Les essais de phase II ont montré une
inhibition complète de bcl-2 dans les blastes, sans toxicité
majeure.
B - INHIBITION DE LA FARNÉSYLATION DE RAS
:
Les protéines de la famille Ras sont activées en aval des
phosphorylations de tyrosine kinases (signaux de prolifération
envoyés par des récepteurs activés ou mutés), et vont à leur tour
activer une cascade de phosphorylation passant par Raf, MEK-1 et ERK. Pour être actif, Ras doit être farnésylé.
Plusieurs inhibiteurs
de la farnésylation ont été développés par les firmes
pharmaceutiques, pour bloquer les cascades de phosphorylation qui
sont, le plus souvent, des signaux de prolifération cellulaire.
Des
études de phases I et II ont été conduites dans des LAM résistantes
ou en rechute avec le Zarnestra (R115777), et d’autres produits sont
en développement (SCH66336, RPR130401). Une inhibition de la
phosphorylation d’ERK est observée in vivo dans les blastes, et
quelques réponses cliniques ont été observées.

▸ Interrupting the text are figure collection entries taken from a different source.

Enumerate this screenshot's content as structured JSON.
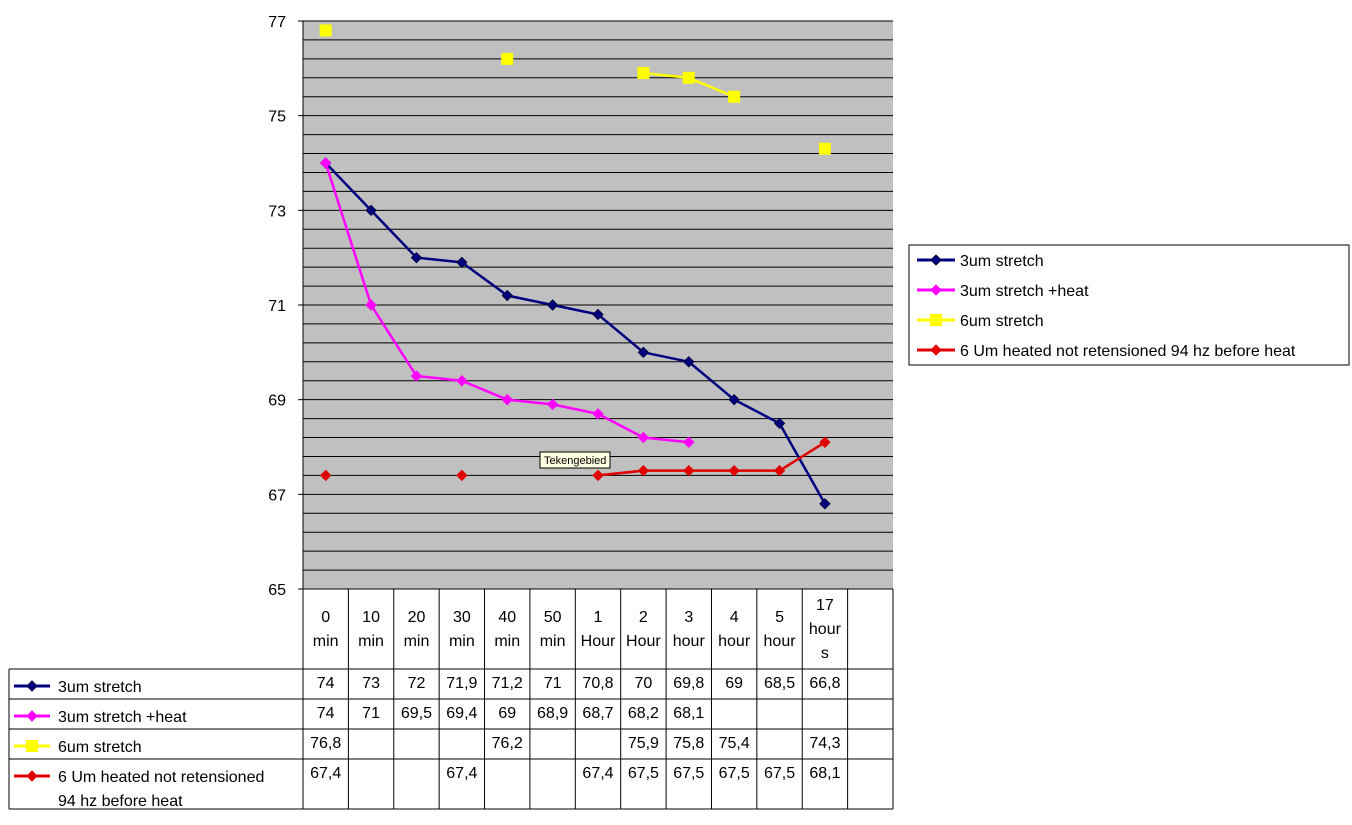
{
  "chart_data": {
    "type": "line",
    "categories": [
      "0\nmin",
      "10\nmin",
      "20\nmin",
      "30\nmin",
      "40\nmin",
      "50\nmin",
      "1\nHour",
      "2\nHour",
      "3\nhour",
      "4\nhour",
      "5\nhour",
      "17\nhour\ns",
      ""
    ],
    "ylim": [
      65,
      77
    ],
    "yticks": [
      65,
      67,
      69,
      71,
      73,
      75,
      77
    ],
    "grid": true,
    "plot_background": "#c0c0c0",
    "legend_position": "right",
    "series": [
      {
        "name": "3um stretch",
        "color": "#000080",
        "marker": "diamond",
        "values": [
          74,
          73,
          72,
          71.9,
          71.2,
          71,
          70.8,
          70,
          69.8,
          69,
          68.5,
          66.8,
          null
        ],
        "labels": [
          "74",
          "73",
          "72",
          "71,9",
          "71,2",
          "71",
          "70,8",
          "70",
          "69,8",
          "69",
          "68,5",
          "66,8",
          ""
        ]
      },
      {
        "name": "3um stretch +heat",
        "color": "#ff00ff",
        "marker": "diamond",
        "values": [
          74,
          71,
          69.5,
          69.4,
          69,
          68.9,
          68.7,
          68.2,
          68.1,
          null,
          null,
          null,
          null
        ],
        "labels": [
          "74",
          "71",
          "69,5",
          "69,4",
          "69",
          "68,9",
          "68,7",
          "68,2",
          "68,1",
          "",
          "",
          "",
          ""
        ]
      },
      {
        "name": "6um stretch",
        "color": "#ffff00",
        "marker": "square",
        "values": [
          76.8,
          null,
          null,
          null,
          76.2,
          null,
          null,
          75.9,
          75.8,
          75.4,
          null,
          74.3,
          null
        ],
        "labels": [
          "76,8",
          "",
          "",
          "",
          "76,2",
          "",
          "",
          "75,9",
          "75,8",
          "75,4",
          "",
          "74,3",
          ""
        ]
      },
      {
        "name": "6 Um heated not retensioned 94 hz before heat",
        "table_name": "6 Um heated not retensioned\n94 hz before heat",
        "color": "#e00000",
        "marker": "diamond",
        "values": [
          67.4,
          null,
          null,
          67.4,
          null,
          null,
          67.4,
          67.5,
          67.5,
          67.5,
          67.5,
          68.1,
          null
        ],
        "labels": [
          "67,4",
          "",
          "",
          "67,4",
          "",
          "",
          "67,4",
          "67,5",
          "67,5",
          "67,5",
          "67,5",
          "68,1",
          ""
        ]
      }
    ],
    "tooltip": "Tekengebied"
  }
}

Identification de nouveaux
mécanismes de résistance :
Nous avons vu qu’un seul mécanisme ne suffit pas à expliquer les
résistances aux cytostatiques observées.
Il s’agit de phénomènes
complexes, probablement induits par le stress d’une exposition sublétale de la cellule aux cytotoxiques.
Ceci plaide pour une
chimiothérapie très agressive d’emblée, pour limiter cette induction
de résistance.
Pour déterminer les gènes exprimés ou réprimés responsables de la
résistance aux cytostatiques, la technique des puces à ARN et la protéomique sont particulièrement intéressantes.
En se servant de
lignées au profil bien défini, ne différant que par l’acquisition d’une
résistance à tel ou tel cytostatique, il devient possible de sélectionner
une petite quantité de gènes dont l’expression change (une centaine
sur 20 000 testés) : il s’agit de gènes impliqués dans le cycle
cellulaire, les signaux de transduction et de transcription.
La
réalisation de « puces » dédiées devrait permettre de reconnaître une
« signature » de profil de résistance avant le traitement, conduisant,
si possible, à un traitement adapté.